Owner: China Resources Property Limited
Developer: China Resources Property Limited
Main Contractor: CR Construction Company Limited
Hotel operator: Starwood Hotels
Architecture: Dennis Lau & Ng Chun Man Architects & Engineers (H.K.)
Interior design: Andre Fu Studio
Lighting design: Tino Kwan Lighting Consultants
Landscape design: Uconia Company Limited
Furnishings: Decca, Heartily, Winmost
Kitchens: Poggenpophl (P.Suite & Delexe Suite)
Lighting: Ricardo Lighting
Walls: Arnhold (feature fire plate wall)
Fabrics: Richie, Coltex, Master Recourse, Altfield, Zu Design, Vervanda, Spring Collection, Cetec
Photo credits: Courtesy of St Regis Hong Kong
This is perhaps the most ambitious project carried out to date by André Fu. The St. Regis in Hong Kong is first of all an evocative, engaging experience starting with the site where the hotel has been inserted, because of its inseparable bond with the interiors. The 27-story building stands on the Hong Kong waterfront in Wan Chai, one of the older districts of the city, still crossed by trams and inhabited by the traditional pawnshops, the old police station and the Bauhaus-style market.
All features that Fu has nimbly incorporated in the interior design. The multicultural references arrive from a childhood spent in Hong Kong and an English education, setting the stylistic tone. But in this case, Fu also blends in period elements from the first St. Regis hotel, built in 1904 in New York by John Jacob Astor IV, along with his childhood memories. “I wanted to get beyond the stereotype of lanterns and temples, drawing on my own memories of the city,” he says.
In the hotel the sense of New York dimensions mingles with the history of Hong Kong, creating a refuge from urban frenzy. The grandeur effect is forceful. Starting from the ‘porte cochere’ of 580 m2, the large access portico leading to the lobby, where the walls are covered in stone for 8 meters, joining the reception desk in marble and the oversized doors clad in bronze, with a height of four meters, by Solomon & Wu, all softened by the glow of opulent lamps and appliques inspired by the gaslights of the 19th century in old Hong Kong.
The historical and colonial architectural overtones are vivid, but always countered by modern forms and nuances.
The Chinese restaurant, for example, is structure like a traditional Chinese tea pavilion, in pale stained oak with interlocking details, and a palette of grays and browns with accents of cinnabar red lacquer.
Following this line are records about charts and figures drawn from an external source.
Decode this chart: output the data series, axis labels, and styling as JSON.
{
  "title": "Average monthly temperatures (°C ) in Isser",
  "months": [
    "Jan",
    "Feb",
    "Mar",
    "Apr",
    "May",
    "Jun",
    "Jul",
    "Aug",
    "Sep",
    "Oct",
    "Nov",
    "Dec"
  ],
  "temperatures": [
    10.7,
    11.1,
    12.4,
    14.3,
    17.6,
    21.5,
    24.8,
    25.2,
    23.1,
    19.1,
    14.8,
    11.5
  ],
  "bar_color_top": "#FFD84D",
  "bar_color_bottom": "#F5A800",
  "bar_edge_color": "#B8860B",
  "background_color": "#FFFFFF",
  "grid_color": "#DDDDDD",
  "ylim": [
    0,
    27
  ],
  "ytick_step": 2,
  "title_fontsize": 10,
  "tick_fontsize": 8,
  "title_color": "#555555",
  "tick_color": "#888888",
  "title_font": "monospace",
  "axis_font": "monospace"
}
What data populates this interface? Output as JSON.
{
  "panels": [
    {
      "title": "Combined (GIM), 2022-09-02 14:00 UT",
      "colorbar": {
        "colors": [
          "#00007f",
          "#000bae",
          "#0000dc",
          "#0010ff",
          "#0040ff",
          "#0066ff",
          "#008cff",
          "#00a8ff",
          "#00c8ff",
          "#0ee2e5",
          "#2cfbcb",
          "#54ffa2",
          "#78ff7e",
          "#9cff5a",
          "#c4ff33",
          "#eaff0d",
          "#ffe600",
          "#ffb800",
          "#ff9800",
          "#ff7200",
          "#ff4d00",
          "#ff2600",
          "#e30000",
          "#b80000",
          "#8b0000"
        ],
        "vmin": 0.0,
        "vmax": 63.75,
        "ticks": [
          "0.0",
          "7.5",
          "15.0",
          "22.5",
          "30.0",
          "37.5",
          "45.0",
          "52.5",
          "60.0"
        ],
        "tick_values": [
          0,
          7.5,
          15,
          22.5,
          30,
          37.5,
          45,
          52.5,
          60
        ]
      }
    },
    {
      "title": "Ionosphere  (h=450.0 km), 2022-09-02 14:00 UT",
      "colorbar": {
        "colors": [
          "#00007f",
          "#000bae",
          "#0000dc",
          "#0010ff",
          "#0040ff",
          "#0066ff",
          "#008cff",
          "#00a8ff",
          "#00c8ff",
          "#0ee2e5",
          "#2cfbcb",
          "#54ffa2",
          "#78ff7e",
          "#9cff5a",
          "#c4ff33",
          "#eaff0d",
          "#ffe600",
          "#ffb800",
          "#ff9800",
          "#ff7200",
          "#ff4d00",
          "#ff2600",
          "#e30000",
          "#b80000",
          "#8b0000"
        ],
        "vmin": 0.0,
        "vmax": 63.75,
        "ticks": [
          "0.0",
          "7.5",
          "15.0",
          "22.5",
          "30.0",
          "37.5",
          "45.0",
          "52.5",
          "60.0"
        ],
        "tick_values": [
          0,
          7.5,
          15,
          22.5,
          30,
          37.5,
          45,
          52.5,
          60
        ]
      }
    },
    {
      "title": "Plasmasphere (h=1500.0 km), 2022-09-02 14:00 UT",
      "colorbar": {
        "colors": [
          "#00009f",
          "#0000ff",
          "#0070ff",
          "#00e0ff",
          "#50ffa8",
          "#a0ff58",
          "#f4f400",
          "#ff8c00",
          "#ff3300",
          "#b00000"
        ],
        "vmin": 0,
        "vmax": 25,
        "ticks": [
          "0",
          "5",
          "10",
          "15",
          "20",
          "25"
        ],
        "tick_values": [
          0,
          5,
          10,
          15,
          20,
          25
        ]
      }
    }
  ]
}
In the Great Room, the main public area of the hotel, two reception desks in silver marble are topped by an impressive chandelier, The Skyline – a tribute to the city – specifically chosen by Fu for the space from the TAC/TILE collection created for Lasvit.
On the terrace the cultural overtones subtly mingle thanks to a traditional feature of Chinese gardens – a stone gate with a height of 2.5 meters – along with bamboo plants and ornamental topiary artwork.
The rooms, 129 in number, including 14 deluxe suites, two premium suites and a presidential suite, are places that put an accent on space and comfort, where André Fu once again applies his contrasts of classic and modern.